Extra-vagant, "Natural" Writing

In wrestling with the formal difficulties of Walden together in class, we came upon some significant roadblocks to defining its overall structure, or characterizing it in any one, comprehending formula. On returning to Thoreau's own words, however, I find that he would probably at least claim to be pleased by our lack of comprehension.

"It is a ridiculous demand which England and America make, that you shall speak so that they can understand you [isn't this a demand common to most language-users, not only the English and Americans?]. [...] As if Nature could support but one order of understandings, could not sustain birds as well as quadrupeds, flying as well as creeping things, and hush and who, which Bright [an ox] can understand, were the best English. As if there were safety in stupidity alone. I fear chiefly lest my expression may not be extra- vagant enough, may not wander far enough beyond the narrow limits of my daily experience, so as to be adequate to the truth of which I have been convinced" (from the "Conclusion," p. 216 in my edition).

Thoreau's sense of multiple "orders of understandings" in Nature seems to reflect our sense of formal dis-order in Walden, which creates the possibility for multiple forms of writing inhabiting the same literary space, from the practical and scientific, to the reflective, philosophical and moral, to the biographical and historical.

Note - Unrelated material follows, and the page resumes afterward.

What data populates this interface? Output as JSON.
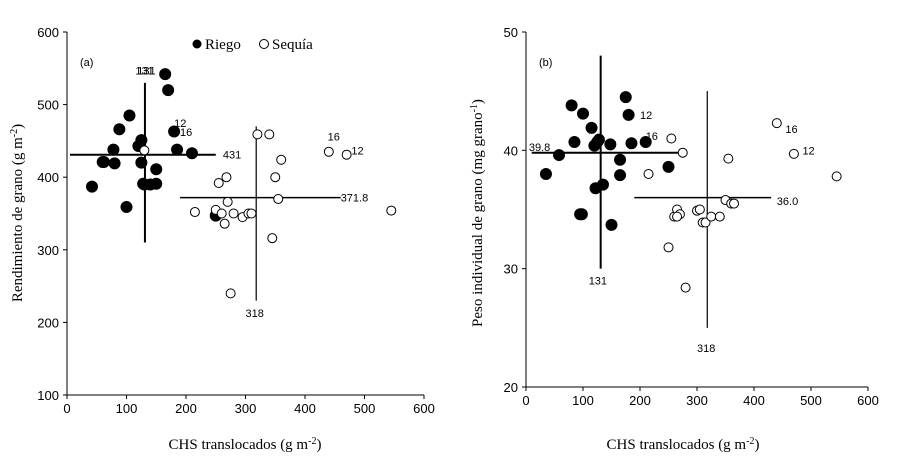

But then, Thoreau had already hinted at this penchant for formal spaciousness earlier, in his description of his ideal house. He dreams of "a larger and more populous house, [...] which shall still consist of only one room, a vast, rude, substantial, primitive hall, without ceiling or plastering, with bare rafters and purlins supporting a sort of lower heaven over one's head" ("House-Warming," p. 162). Thoreau wants a house where "you can see all the treasures of the house at one view, and everything hangs upon its peg that a man should use." His house is open to all visitors, and its host is not, as most "nowadays," concerned with "the art of keeping you at the greatest distance," and in "solitary confinement," but rather allows the guest the "freedom of the house" (p. 163).

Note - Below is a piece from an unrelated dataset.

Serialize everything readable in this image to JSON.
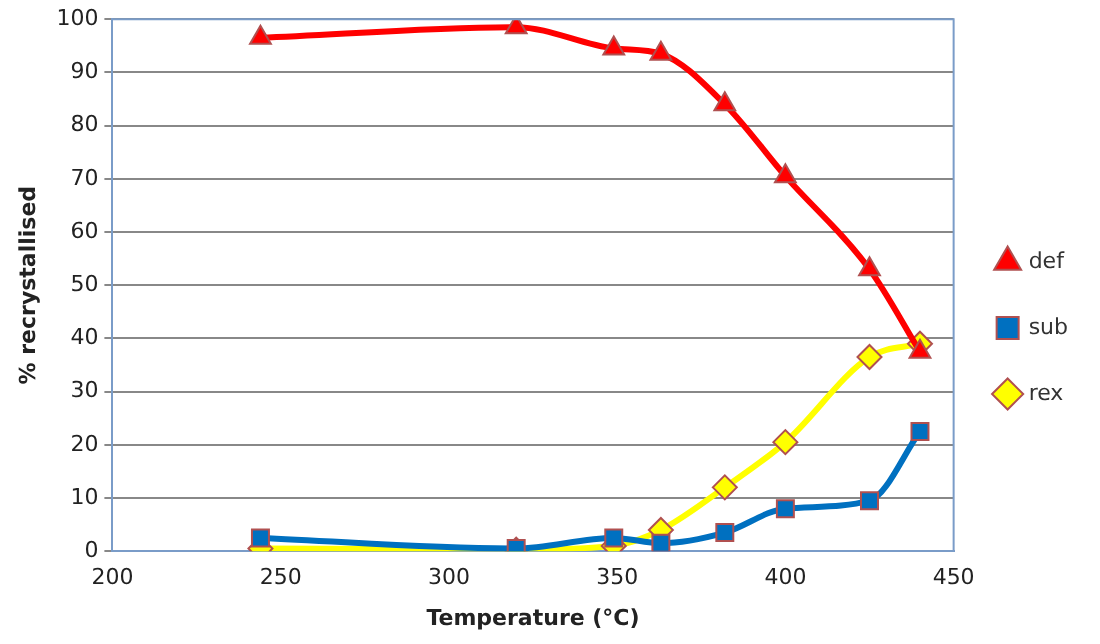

Curiously enough, the lack of hospitality "nowadays" is a symptom for Thoreau of a degradation in language. "It would seem as if the very language of our parlors would lose all its nerve and degenerate into parlaver [i.e. empty talk (according to the Norton footnote)] wholly, our lives pass at such remoteness from its symbols, and its metaphors and tropes are necessarily so far fetched, through slides and dumb-waiters, as it were; in other words, the parlor is so far from the kitchen and workshop" (p. 163). The alienation and exclusion, the separation of guests from host and cooks and servants and "seven eighths" of the house is enforced by strict formality and the careful compartmentalization of modern architecture. And this alienation in architecture is linked to an alienation in language, in the parlor-talk that has become detached from realities. Thoreau dreams of a more "primitive" house and language, "as if only the savage dwelt near enough to Nature and Truth to borrow a trope from them" (p. 163).

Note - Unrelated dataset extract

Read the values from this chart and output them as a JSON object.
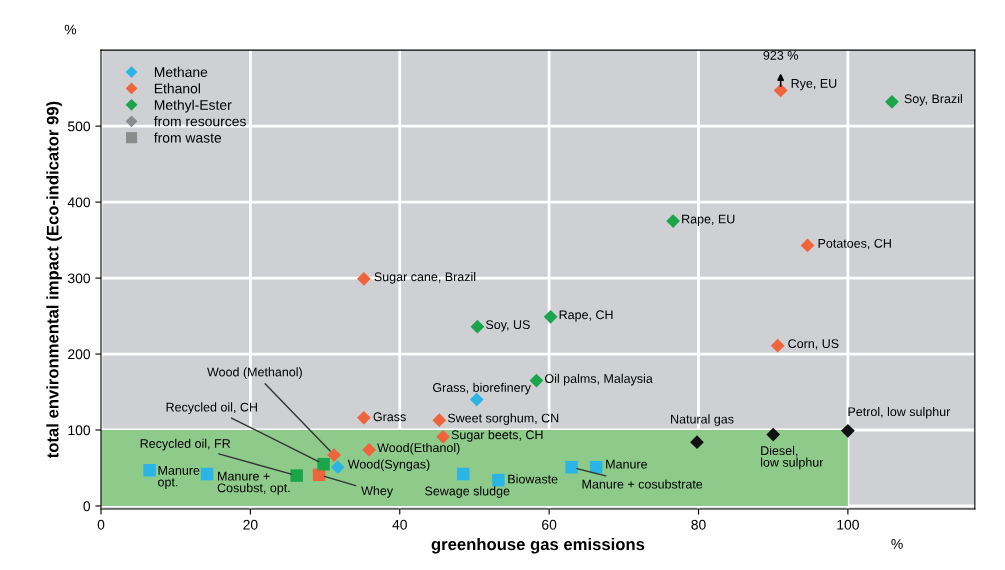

Still earlier, I find Thoreau had hinted at his distaste for empty formality, in his digression on architecture in "Economy": "A great proportion of architectural ornaments are literally hollow, and a September gale would strip them off, like borrowed plumes, without injury to the substantials." "What if an equal ado were made about the ornaments of style in literature," Thoreau wonders, finding that, indeed, hollow ornaments do exist literally, for "so are made the belles-lettres and the beaux-arts and their professors" (p. 32).

It seems that Thoreau wants his language and literary style to mirror simple and "primitive" Nature, in all its openness and multivalence, its ability to "sustain" multiple "orders of understanding," and in its radical hospitality. So we should not be surprised to find a certain looseness in the shape of Walden, or a certain cavernous quality and lack of clear structure or organization. As he tells us, Thoreau celebrates a more "vagant" (i.e. "wandering," "having no settled home or abiding place" [from the OED]) concept of language over the "stupidity" of settled and civilized expression, confined by formality. Thoreau's guests at Walden are invited, rather, to the "freedom of the house;" so long, I suppose, as they do not burn down the place.